Il suo atto di coraggio, insomma, ha risvegliato i peggiori sentimenti di una società che non perdona chi osa sfidare le sue norme. Come sottolinea Ikeda, quella conferenza stampa – a cui sono seguiti un libro e il documentario in corsa per l’Oscar – è stato il momento topico della versione giapponese del #metoo (a cui in realtà non è seguita una cascata di denunce come in altri paesi, ma una serie di modifiche importanti alla legge sulla violenza sessuale arrivate nel 2023 e a cui la vicenda di Ito ha indubbiamente contribuito).

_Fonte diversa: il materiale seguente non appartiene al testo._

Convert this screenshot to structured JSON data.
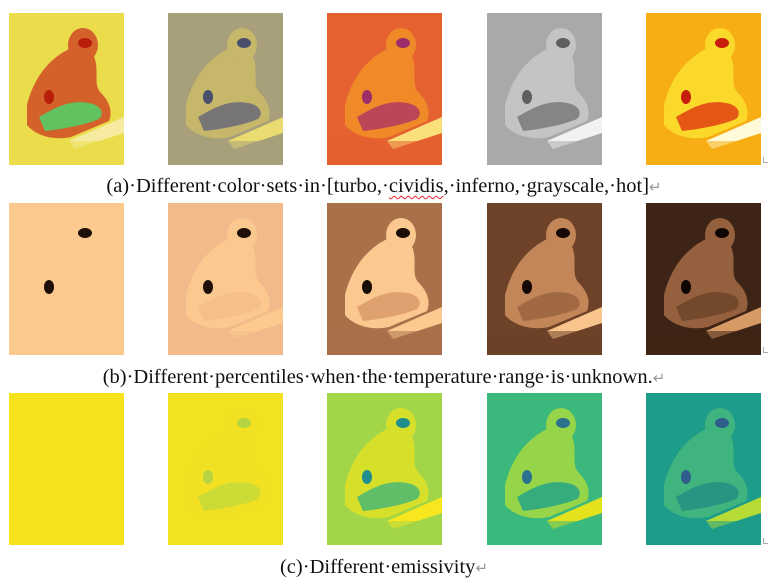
{
  "rows": [
    {
      "caption": {
        "pre": "(a)·Different·color·sets·in·[turbo,·",
        "flag": "cividis",
        "post": ",·inferno,·grayscale,·hot]"
      },
      "images": [
        {
          "name": "figure-a-turbo",
          "bg": "#eadc4a",
          "body": "#d4602a",
          "dark": "#b81e0a",
          "light": "#f6eba0",
          "accent": "#4fd46a"
        },
        {
          "name": "figure-a-cividis",
          "bg": "#a8a07a",
          "body": "#c7b76a",
          "dark": "#4a4f6e",
          "light": "#eadc70",
          "accent": "#6a6a78"
        },
        {
          "name": "figure-a-inferno",
          "bg": "#e56130",
          "body": "#f08a28",
          "dark": "#9c2d6a",
          "light": "#fbe07a",
          "accent": "#b13a60"
        },
        {
          "name": "figure-a-grayscale",
          "bg": "#a9a9a9",
          "body": "#c4c4c4",
          "dark": "#5f5f5f",
          "light": "#f2f2f2",
          "accent": "#7a7a7a"
        },
        {
          "name": "figure-a-hot",
          "bg": "#f7ae14",
          "body": "#fbd92a",
          "dark": "#c61e0a",
          "light": "#fffad8",
          "accent": "#e04010"
        }
      ]
    },
    {
      "caption": {
        "pre": "(b)·Different·percentiles·when·the·temperature·range·is·unknown.",
        "flag": "",
        "post": ""
      },
      "images": [
        {
          "name": "figure-b-percentile-1",
          "bg": "#fcc98e",
          "body": "#fcc98e",
          "dark": "#1e0f08",
          "light": "#fcc98e",
          "accent": "#fcc98e"
        },
        {
          "name": "figure-b-percentile-2",
          "bg": "#f2b98a",
          "body": "#fbc88f",
          "dark": "#1e0f08",
          "light": "#fcc98e",
          "accent": "#f4bd8a"
        },
        {
          "name": "figure-b-percentile-3",
          "bg": "#a9704a",
          "body": "#fbc88f",
          "dark": "#1a0c06",
          "light": "#fcc98e",
          "accent": "#d89a6a"
        },
        {
          "name": "figure-b-percentile-4",
          "bg": "#6e4228",
          "body": "#c28658",
          "dark": "#140904",
          "light": "#fac58c",
          "accent": "#9a6440"
        },
        {
          "name": "figure-b-percentile-5",
          "bg": "#3e2416",
          "body": "#94603e",
          "dark": "#0e0603",
          "light": "#d89a64",
          "accent": "#6e4428"
        }
      ]
    },
    {
      "caption": {
        "pre": "(c)·Different·emissivity",
        "flag": "",
        "post": ""
      },
      "images": [
        {
          "name": "figure-c-emissivity-1",
          "bg": "#f6e31e",
          "body": "#f6e31e",
          "dark": "#f6e31e",
          "light": "#f6e31e",
          "accent": "#f6e31e"
        },
        {
          "name": "figure-c-emissivity-2",
          "bg": "#f3e221",
          "body": "#f2e123",
          "dark": "#b5d442",
          "light": "#f3e221",
          "accent": "#c6d93a"
        },
        {
          "name": "figure-c-emissivity-3",
          "bg": "#a2d648",
          "body": "#d6df2a",
          "dark": "#1f8e8c",
          "light": "#f8e61f",
          "accent": "#4ab872"
        },
        {
          "name": "figure-c-emissivity-4",
          "bg": "#3bb97c",
          "body": "#96d44a",
          "dark": "#2a728e",
          "light": "#e3e21c",
          "accent": "#26a486"
        },
        {
          "name": "figure-c-emissivity-5",
          "bg": "#1e9c8a",
          "body": "#40b47e",
          "dark": "#2f5d8c",
          "light": "#b8dc36",
          "accent": "#229084"
        }
      ]
    }
  ],
  "return_mark": "↵"
}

“Ma ha anche mostrato le profonde dinamiche culturali che rendono così difficile parlare apertamente” in una società in cui la collettività conta più dei singoli e il conformismo è d’obbligo. “Il viaggio di Ito è più di un racconto personale: è un’esplorazione sfaccettata di come il silenzio sistemico perpetui l’abuso. Documentando meticolosamente la propria esperienza per otto anni, sfida il meccanismo, profondamente radicato nella cultura giapponese, che porta a sopprimere le verità scomode per mantenere la coesione sociale. Il film è una storia avvincente di una sopravvissuta alla violenza sessuale che cerca la verità come giornalista, e mostra il viaggio psicologico di una sopravvissuta nella società gerarchica giapponese”.

In tutto questo l’informazione svolge un ruolo determinante, veicolando e perpetuando giudizi e atteggiamenti. Anche se sempre meno, in Giappone i media tradizionali hanno ancora un peso nell’indirizzare l’opinione pubblica, e negli ultimi giorni hanno dato esempio della loro inadeguatezza nel riportare i casi di violenza sessuale, in particolare quando c’è il potere di mezzo.

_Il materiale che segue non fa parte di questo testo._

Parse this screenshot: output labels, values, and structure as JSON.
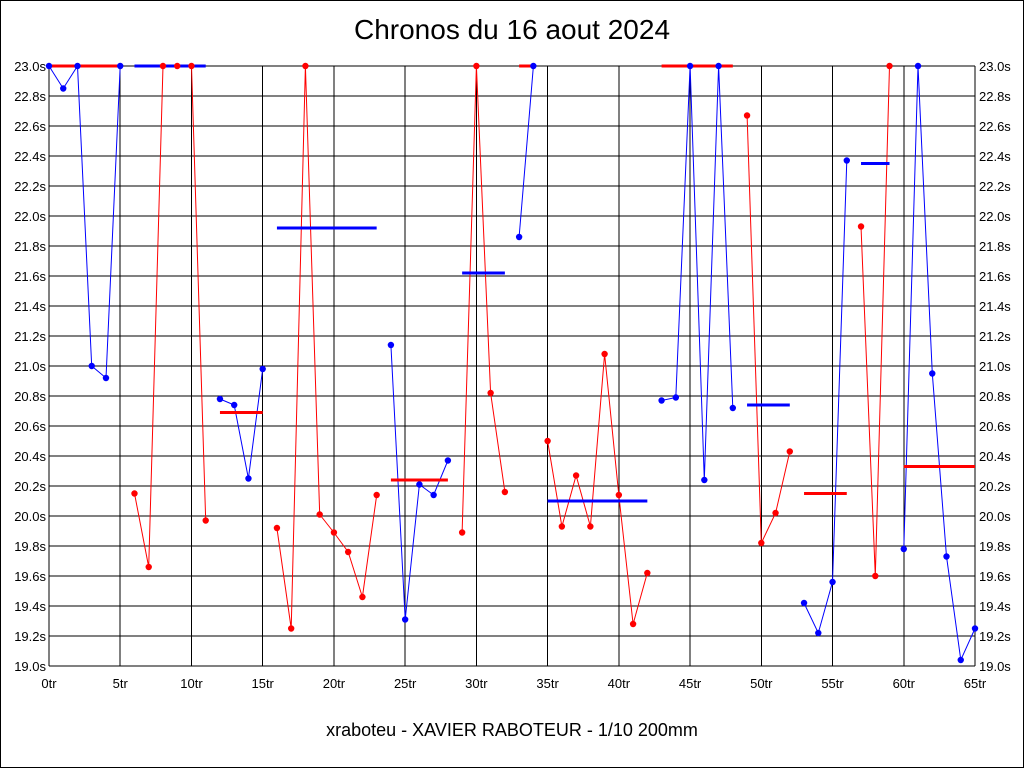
{
  "chart_data": {
    "type": "line",
    "title": "Chronos du 16 aout 2024",
    "footer": "xraboteu - XAVIER RABOTEUR - 1/10 200mm",
    "xlim": [
      0,
      65
    ],
    "ylim": [
      19.0,
      23.0
    ],
    "x_ticks": [
      {
        "value": 0,
        "label": "0tr"
      },
      {
        "value": 5,
        "label": "5tr"
      },
      {
        "value": 10,
        "label": "10tr"
      },
      {
        "value": 15,
        "label": "15tr"
      },
      {
        "value": 20,
        "label": "20tr"
      },
      {
        "value": 25,
        "label": "25tr"
      },
      {
        "value": 30,
        "label": "30tr"
      },
      {
        "value": 35,
        "label": "35tr"
      },
      {
        "value": 40,
        "label": "40tr"
      },
      {
        "value": 45,
        "label": "45tr"
      },
      {
        "value": 50,
        "label": "50tr"
      },
      {
        "value": 55,
        "label": "55tr"
      },
      {
        "value": 60,
        "label": "60tr"
      },
      {
        "value": 65,
        "label": "65tr"
      }
    ],
    "y_ticks": [
      {
        "value": 19.0,
        "label": "19.0s"
      },
      {
        "value": 19.2,
        "label": "19.2s"
      },
      {
        "value": 19.4,
        "label": "19.4s"
      },
      {
        "value": 19.6,
        "label": "19.6s"
      },
      {
        "value": 19.8,
        "label": "19.8s"
      },
      {
        "value": 20.0,
        "label": "20.0s"
      },
      {
        "value": 20.2,
        "label": "20.2s"
      },
      {
        "value": 20.4,
        "label": "20.4s"
      },
      {
        "value": 20.6,
        "label": "20.6s"
      },
      {
        "value": 20.8,
        "label": "20.8s"
      },
      {
        "value": 21.0,
        "label": "21.0s"
      },
      {
        "value": 21.2,
        "label": "21.2s"
      },
      {
        "value": 21.4,
        "label": "21.4s"
      },
      {
        "value": 21.6,
        "label": "21.6s"
      },
      {
        "value": 21.8,
        "label": "21.8s"
      },
      {
        "value": 22.0,
        "label": "22.0s"
      },
      {
        "value": 22.2,
        "label": "22.2s"
      },
      {
        "value": 22.4,
        "label": "22.4s"
      },
      {
        "value": 22.6,
        "label": "22.6s"
      },
      {
        "value": 22.8,
        "label": "22.8s"
      },
      {
        "value": 23.0,
        "label": "23.0s"
      }
    ],
    "grid": true,
    "y_axis_labels_both_sides": true,
    "colors": {
      "blue": "#0000ff",
      "red": "#ff0000",
      "grid": "#000000"
    },
    "segments": [
      {
        "color": "blue",
        "points": [
          [
            0,
            23.0
          ],
          [
            1,
            22.85
          ],
          [
            2,
            23.0
          ],
          [
            3,
            21.0
          ],
          [
            4,
            20.92
          ],
          [
            5,
            23.0
          ]
        ]
      },
      {
        "color": "red",
        "points": [
          [
            6,
            20.15
          ],
          [
            7,
            19.66
          ],
          [
            8,
            23.0
          ],
          [
            9,
            23.0
          ],
          [
            10,
            23.0
          ],
          [
            11,
            19.97
          ]
        ]
      },
      {
        "color": "blue",
        "points": [
          [
            12,
            20.78
          ],
          [
            13,
            20.74
          ],
          [
            14,
            20.25
          ],
          [
            15,
            20.98
          ]
        ]
      },
      {
        "color": "red",
        "points": [
          [
            16,
            19.92
          ],
          [
            17,
            19.25
          ],
          [
            18,
            23.0
          ],
          [
            19,
            20.01
          ],
          [
            20,
            19.89
          ],
          [
            21,
            19.76
          ],
          [
            22,
            19.46
          ],
          [
            23,
            20.14
          ]
        ]
      },
      {
        "color": "blue",
        "points": [
          [
            24,
            21.14
          ],
          [
            25,
            19.31
          ],
          [
            26,
            20.21
          ],
          [
            27,
            20.14
          ],
          [
            28,
            20.37
          ]
        ]
      },
      {
        "color": "red",
        "points": [
          [
            29,
            19.89
          ],
          [
            30,
            23.0
          ],
          [
            31,
            20.82
          ],
          [
            32,
            20.16
          ]
        ]
      },
      {
        "color": "blue",
        "points": [
          [
            33,
            21.86
          ],
          [
            34,
            23.0
          ]
        ]
      },
      {
        "color": "red",
        "points": [
          [
            35,
            20.5
          ],
          [
            36,
            19.93
          ],
          [
            37,
            20.27
          ],
          [
            38,
            19.93
          ],
          [
            39,
            21.08
          ],
          [
            40,
            20.14
          ],
          [
            41,
            19.28
          ],
          [
            42,
            19.62
          ]
        ]
      },
      {
        "color": "blue",
        "points": [
          [
            43,
            20.77
          ],
          [
            44,
            20.79
          ],
          [
            45,
            23.0
          ],
          [
            46,
            20.24
          ],
          [
            47,
            23.0
          ],
          [
            48,
            20.72
          ]
        ]
      },
      {
        "color": "red",
        "points": [
          [
            49,
            22.67
          ],
          [
            50,
            19.82
          ],
          [
            51,
            20.02
          ],
          [
            52,
            20.43
          ]
        ]
      },
      {
        "color": "blue",
        "points": [
          [
            53,
            19.42
          ],
          [
            54,
            19.22
          ],
          [
            55,
            19.56
          ],
          [
            56,
            22.37
          ]
        ]
      },
      {
        "color": "red",
        "points": [
          [
            57,
            21.93
          ],
          [
            58,
            19.6
          ],
          [
            59,
            23.0
          ]
        ]
      },
      {
        "color": "blue",
        "points": [
          [
            60,
            19.78
          ],
          [
            61,
            23.0
          ],
          [
            62,
            20.95
          ],
          [
            63,
            19.73
          ],
          [
            64,
            19.04
          ],
          [
            65,
            19.25
          ]
        ]
      }
    ],
    "averages": [
      {
        "color": "red",
        "x_start": 0,
        "x_end": 5,
        "value": 23.0
      },
      {
        "color": "blue",
        "x_start": 6,
        "x_end": 11,
        "value": 23.0
      },
      {
        "color": "red",
        "x_start": 12,
        "x_end": 15,
        "value": 20.69
      },
      {
        "color": "blue",
        "x_start": 16,
        "x_end": 23,
        "value": 21.92
      },
      {
        "color": "red",
        "x_start": 24,
        "x_end": 28,
        "value": 20.24
      },
      {
        "color": "blue",
        "x_start": 29,
        "x_end": 32,
        "value": 21.62
      },
      {
        "color": "red",
        "x_start": 33,
        "x_end": 34,
        "value": 23.0
      },
      {
        "color": "blue",
        "x_start": 35,
        "x_end": 42,
        "value": 20.1
      },
      {
        "color": "red",
        "x_start": 43,
        "x_end": 48,
        "value": 23.0
      },
      {
        "color": "blue",
        "x_start": 49,
        "x_end": 52,
        "value": 20.74
      },
      {
        "color": "red",
        "x_start": 53,
        "x_end": 56,
        "value": 20.15
      },
      {
        "color": "blue",
        "x_start": 57,
        "x_end": 59,
        "value": 22.35
      },
      {
        "color": "red",
        "x_start": 60,
        "x_end": 65,
        "value": 20.33
      }
    ]
  }
}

Nelle ultime settimane il mondo dell’intrattenimento è stato sconvolto da un caso di violenza nei confronti di una giovane donna da parte di Masahiro Nakai, conduttore di punta di uno dei più grandi network televisivi giapponesi, la Fuji Tv. La vicenda, che risale al 2023 ed è stata rivelata a dicembre da un settimanale, ha generato un effetto domino che ha portato non solo al pensionamento anticipato di Nakai e al ritiro di decine di sponsor dalla Fuji Tv, ma anche alle scuse pubbliche e alle dimissioni dei vertici della rete tv, colpevoli di aver coperto la vicenda.

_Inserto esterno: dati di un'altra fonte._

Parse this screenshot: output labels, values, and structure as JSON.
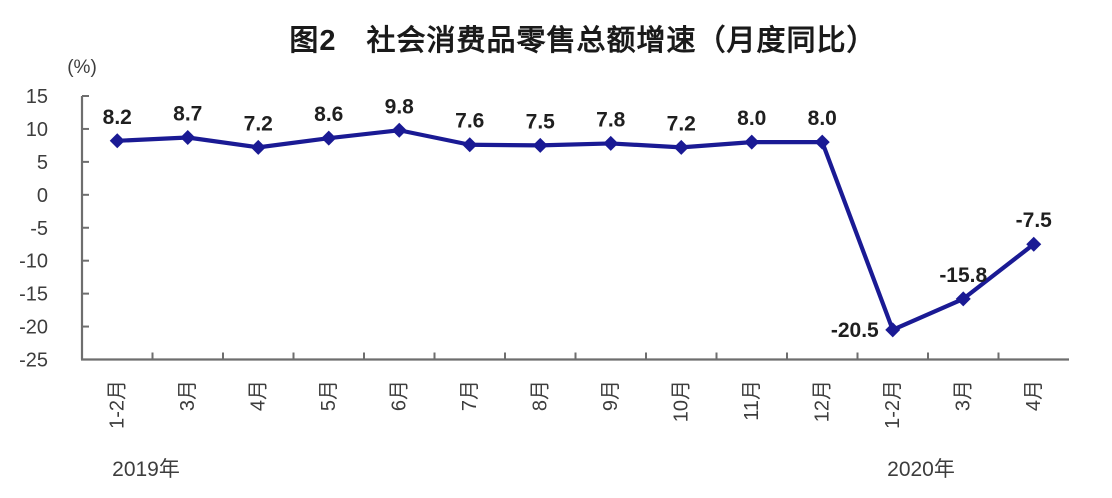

Come sottolinea Ito, intervistata dal Japan Times, anche se qualcosa è cambiato negli ultimi dieci anni, i mezzi d’informazione non sono ancora in grado di trattare i casi di violenza sessuale in modo appropriato. La maggior parte, a proposito del caso Nakai, ha parlato genericamente di “problema”, lasciando spazio a varie interpretazioni anche sul ruolo della donna nella vicenda.